DGL Operator: Leverage DGL on K8s
See original GitHub issueThis is Xiaoyu Zhai, from Qihoo 360 AI Infra. Recently there are some internal demands on DGL/DGL-KE framework in our AI/ML teams, so we just kick off the research on distributed DGL training.
The native distributed DGL training is based on the machine level, you need to manually set up ip config, grant passwordless ssh access, use copy_files.py
to dispatch your partition data, and use launch.py
to invoke your training. But what we want to offer to our users, is automatically training distributed, and most important is that the workload can be orchestrated on K8s. So we decide to develop a “DGL Operator”, to leverage DGL training on K8s. It can cover distributed scaffolding tools for ML engineers, they only need to work on partition script and train script.

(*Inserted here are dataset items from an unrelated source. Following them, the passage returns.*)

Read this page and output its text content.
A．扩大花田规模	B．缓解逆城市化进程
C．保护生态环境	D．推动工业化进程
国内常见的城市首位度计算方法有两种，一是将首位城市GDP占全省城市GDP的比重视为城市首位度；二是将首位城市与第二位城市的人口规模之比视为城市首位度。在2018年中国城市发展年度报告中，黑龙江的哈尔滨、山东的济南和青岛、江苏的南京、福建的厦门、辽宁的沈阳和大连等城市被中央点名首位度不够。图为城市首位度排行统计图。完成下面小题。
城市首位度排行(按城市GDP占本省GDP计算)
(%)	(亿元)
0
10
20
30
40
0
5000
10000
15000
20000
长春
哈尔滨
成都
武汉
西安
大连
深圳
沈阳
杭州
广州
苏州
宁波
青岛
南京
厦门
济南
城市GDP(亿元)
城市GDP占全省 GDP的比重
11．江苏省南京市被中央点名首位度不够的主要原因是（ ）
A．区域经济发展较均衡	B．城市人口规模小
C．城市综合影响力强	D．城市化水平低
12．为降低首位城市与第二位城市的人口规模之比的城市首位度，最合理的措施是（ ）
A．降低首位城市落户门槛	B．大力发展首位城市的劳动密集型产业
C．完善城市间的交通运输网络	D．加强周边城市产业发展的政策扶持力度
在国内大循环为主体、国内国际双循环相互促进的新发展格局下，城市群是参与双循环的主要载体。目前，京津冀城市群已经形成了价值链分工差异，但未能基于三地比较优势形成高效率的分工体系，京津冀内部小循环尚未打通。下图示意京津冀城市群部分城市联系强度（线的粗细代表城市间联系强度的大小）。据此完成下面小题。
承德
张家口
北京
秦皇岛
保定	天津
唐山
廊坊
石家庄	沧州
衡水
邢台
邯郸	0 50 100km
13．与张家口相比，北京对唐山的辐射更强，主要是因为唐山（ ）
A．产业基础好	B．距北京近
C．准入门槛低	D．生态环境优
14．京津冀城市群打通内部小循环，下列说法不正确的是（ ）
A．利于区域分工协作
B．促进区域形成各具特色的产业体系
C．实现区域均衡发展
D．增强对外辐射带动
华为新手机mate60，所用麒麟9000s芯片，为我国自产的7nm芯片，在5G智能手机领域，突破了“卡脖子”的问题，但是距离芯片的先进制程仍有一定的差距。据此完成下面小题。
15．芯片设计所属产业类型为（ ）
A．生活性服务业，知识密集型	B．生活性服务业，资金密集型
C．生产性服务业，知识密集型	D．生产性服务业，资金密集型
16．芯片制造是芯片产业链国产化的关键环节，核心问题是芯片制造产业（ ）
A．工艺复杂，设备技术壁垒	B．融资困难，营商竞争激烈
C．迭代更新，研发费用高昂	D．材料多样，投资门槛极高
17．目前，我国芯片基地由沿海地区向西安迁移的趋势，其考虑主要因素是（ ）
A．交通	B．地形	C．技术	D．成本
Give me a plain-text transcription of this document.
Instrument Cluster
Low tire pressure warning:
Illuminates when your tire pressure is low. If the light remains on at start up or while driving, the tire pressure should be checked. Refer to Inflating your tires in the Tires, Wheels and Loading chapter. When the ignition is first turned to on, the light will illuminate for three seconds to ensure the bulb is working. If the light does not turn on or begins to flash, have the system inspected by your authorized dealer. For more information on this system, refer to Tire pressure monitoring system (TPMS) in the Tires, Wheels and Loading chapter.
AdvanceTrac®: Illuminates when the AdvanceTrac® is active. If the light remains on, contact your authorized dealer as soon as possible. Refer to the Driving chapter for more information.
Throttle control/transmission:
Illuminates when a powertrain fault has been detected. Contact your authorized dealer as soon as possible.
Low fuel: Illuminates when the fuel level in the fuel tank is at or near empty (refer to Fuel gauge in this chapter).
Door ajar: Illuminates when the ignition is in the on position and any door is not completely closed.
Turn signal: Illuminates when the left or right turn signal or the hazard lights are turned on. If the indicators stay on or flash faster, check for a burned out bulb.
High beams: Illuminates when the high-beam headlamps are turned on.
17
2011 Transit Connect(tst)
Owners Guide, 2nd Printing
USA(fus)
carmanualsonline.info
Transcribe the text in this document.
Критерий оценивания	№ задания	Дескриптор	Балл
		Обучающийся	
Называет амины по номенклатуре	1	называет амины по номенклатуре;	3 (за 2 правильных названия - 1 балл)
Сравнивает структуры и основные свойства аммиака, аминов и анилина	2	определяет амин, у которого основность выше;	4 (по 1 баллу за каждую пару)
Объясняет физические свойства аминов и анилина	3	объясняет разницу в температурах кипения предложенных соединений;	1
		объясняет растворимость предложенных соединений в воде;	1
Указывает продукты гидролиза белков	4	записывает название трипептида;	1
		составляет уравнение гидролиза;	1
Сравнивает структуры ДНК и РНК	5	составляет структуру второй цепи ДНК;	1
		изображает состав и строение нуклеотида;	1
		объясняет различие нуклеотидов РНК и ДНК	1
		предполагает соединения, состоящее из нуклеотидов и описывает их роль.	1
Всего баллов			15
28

The first version of DGL Operator will be finished by end of this month, and we are glad to open source our project, let more and more developers can involve in DGL or use DGL on K8s. However, I have a question, which is the main subject of this issue, is dmlc
willing to host our project? I noticed that dmlc
usually does not host any golang projects, but its ok, we can also contribute this Operator to Kubeflow Community (XGBoost Operator is hosted by Kubeflow).
Looking forward to having you guys any response, be free to ping me.
Issue Analytics
- State:
- Created 2 years ago
- Comments:6 (1 by maintainers)
After talked with @zheng-da and had an internal discussion in our team, we decided to contribute the DGL Operator repo to Kubeflow community, because 1) DGL Operator is a Golang project and Kubernetes infra, contributing to Kubeflow may touch more Golang and Kubernetes engineers; 2) Kubeflow community have a lot of experienced Golang and Kubernetes engineers, can stay together to improve the stability and high-level design.
We have already submitted the proposal to Kubeflow community, please let me know if there is any issue or concern.
Proposal PR: https://github.com/kubeflow/community/pull/512 Proposal reading friendly: https://github.com/ryantd/community/blob/dgl-operator/proposals/dgl-operator-proposal.md
This issue is closed due to lack of activity. Feel free to reopen it if you still have questions.